BertForTokenClassification with IOB2 Tagging

Dear members of this forum,

I am using BertForTokenClassification for named entity recognition. The labels are encoded using the beginning-inside-outside tagging format (IOB2 format to be precise). My overall setup works. However I am observing two things where I don’t know the proper solution to:

  1. In order to obtain the values associated with the target labels, the argmax function is applied on the logits returned by the model. However, sometimes it happens that the model predicts an “I” tag (e.g. I-LOC) after an “O” tag which is a violation of the format since a “B” tag (e.g. B-LOC) is expected first. Of a course I could interpret an “I” after an “O” as “B” or I can go for interpreting an “O” in front of an “I” as “B” and choose what performs better. However I wondered whether there a method (perhaps a modified argmax approach) where such a result cannot occur by construction.
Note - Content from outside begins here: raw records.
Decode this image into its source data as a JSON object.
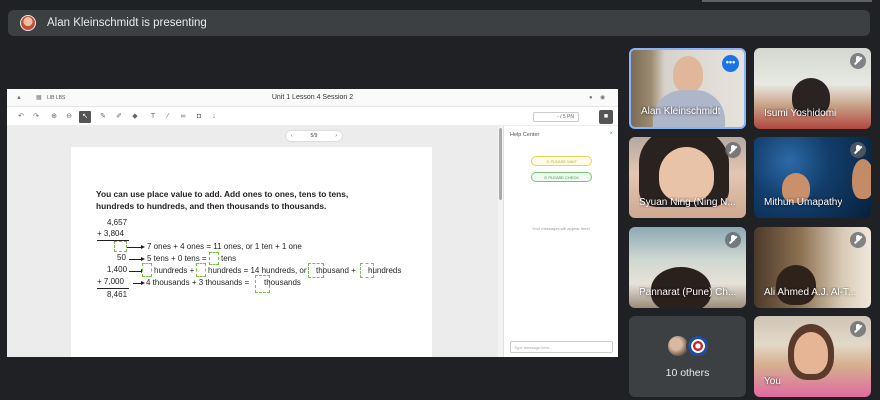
{
  "banner": {
    "text": "Alan Kleinschmidt is presenting"
  },
  "presentation": {
    "title": "Unit 1 Lesson 4 Session 2",
    "top_left_label": "LIB LBS",
    "pager": {
      "prev": "‹",
      "page": "5/9",
      "next": "›"
    },
    "zoom": "- / 5 PN",
    "page_content": {
      "heading_line1": "You can use place value to add. Add ones to ones, tens to tens,",
      "heading_line2": "hundreds to hundreds, and then thousands to thousands.",
      "n1": "4,657",
      "n2": "+ 3,804",
      "r1_val": "",
      "r1_text": "7 ones + 4 ones = 11 ones, or 1 ten + 1 one",
      "r2_val": "50",
      "r2_text": "5 tens + 0 tens =",
      "r2_end": "tens",
      "r3_val": "1,400",
      "r3_a": "hundreds +",
      "r3_b": "hundreds = 14 hundreds, or",
      "r3_c": "thousand +",
      "r3_d": "hundreds",
      "r4_val": "+ 7,000",
      "r4_text": "4 thousands + 3 thousands =",
      "r4_end": "thousands",
      "total": "8,461"
    }
  },
  "help_center": {
    "title": "Help Center",
    "close": "×",
    "please_wait": "⊙ PLEASE WAIT",
    "please_check": "⊙ PLEASE CHECK",
    "empty_message": "Your messages will appear here!",
    "input_placeholder": "Type message here..."
  },
  "participants": [
    {
      "name": "Alan Kleinschmidt",
      "more": "•••"
    },
    {
      "name": "Isumi Yoshidomi"
    },
    {
      "name": "Syuan Ning (Ning N..."
    },
    {
      "name": "Mithun Umapathy"
    },
    {
      "name": "Pannarat (Pune) Ch..."
    },
    {
      "name": "Ali Ahmed A.J. Al-T..."
    },
    {
      "name": "10 others"
    },
    {
      "name": "You"
    }
  ],
  "colors": {
    "active_border": "#8ab4f8",
    "more_button": "#1a73e8",
    "dashed_box": "#77c043"
  }
}
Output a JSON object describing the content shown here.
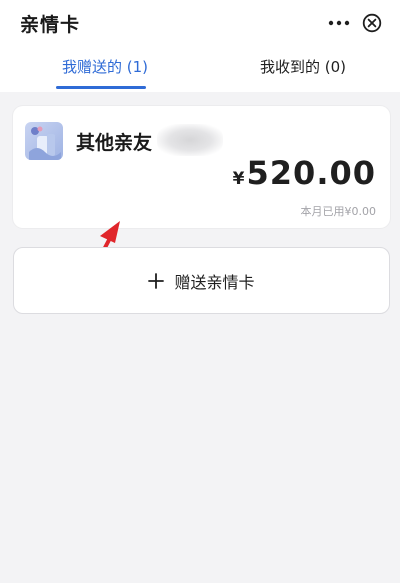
{
  "header": {
    "title": "亲情卡",
    "more_icon": "more-dots-icon",
    "close_icon": "close-circle-icon"
  },
  "tabs": [
    {
      "label": "我赠送的 (1)",
      "active": true
    },
    {
      "label": "我收到的 (0)",
      "active": false
    }
  ],
  "colors": {
    "accent": "#2f6bd6",
    "annotation_arrow": "#e0262b"
  },
  "card": {
    "thumbnail_icon": "card-thumbnail-image",
    "name": "其他亲友",
    "currency": "¥",
    "amount": "520.00",
    "usage": "本月已用¥0.00"
  },
  "gift_button": {
    "icon": "plus-icon",
    "label": "赠送亲情卡"
  }
}
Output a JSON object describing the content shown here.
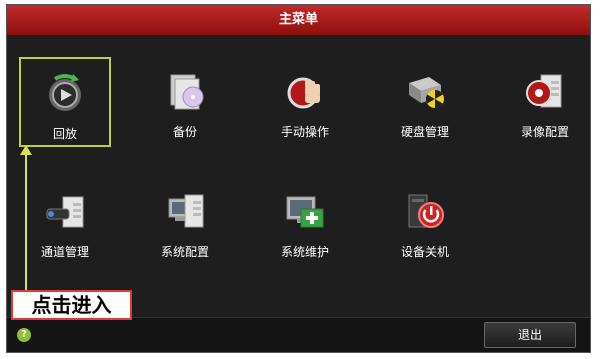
{
  "title": "主菜单",
  "menu": {
    "items": [
      {
        "label": "回放",
        "icon": "playback-icon"
      },
      {
        "label": "备份",
        "icon": "backup-icon"
      },
      {
        "label": "手动操作",
        "icon": "manual-operation-icon"
      },
      {
        "label": "硬盘管理",
        "icon": "disk-management-icon"
      },
      {
        "label": "录像配置",
        "icon": "record-config-icon"
      },
      {
        "label": "通道管理",
        "icon": "channel-management-icon"
      },
      {
        "label": "系统配置",
        "icon": "system-config-icon"
      },
      {
        "label": "系统维护",
        "icon": "system-maintenance-icon"
      },
      {
        "label": "设备关机",
        "icon": "shutdown-icon"
      }
    ]
  },
  "footer": {
    "exit_label": "退出",
    "help_label": "?"
  },
  "annotation": {
    "text": "点击进入"
  },
  "colors": {
    "title_bar": "#b81f1f",
    "selection": "#b7d23a",
    "callout_border": "#e43a3a"
  }
}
  2. Sometimes I am observing “B” and “I” tags in areas where the attention mask is 0 which means I am having a prediction for an input token which does not exist. My approach was to completely ignore such cases. However I am wondering here as well whether there is a better strategy.

Thank you very much in advance.


I think I found a solution to the first problem I described. The option aggregation_strategy in
TokenClassificationPipeline lists all the possible options to deal with inconsistencies.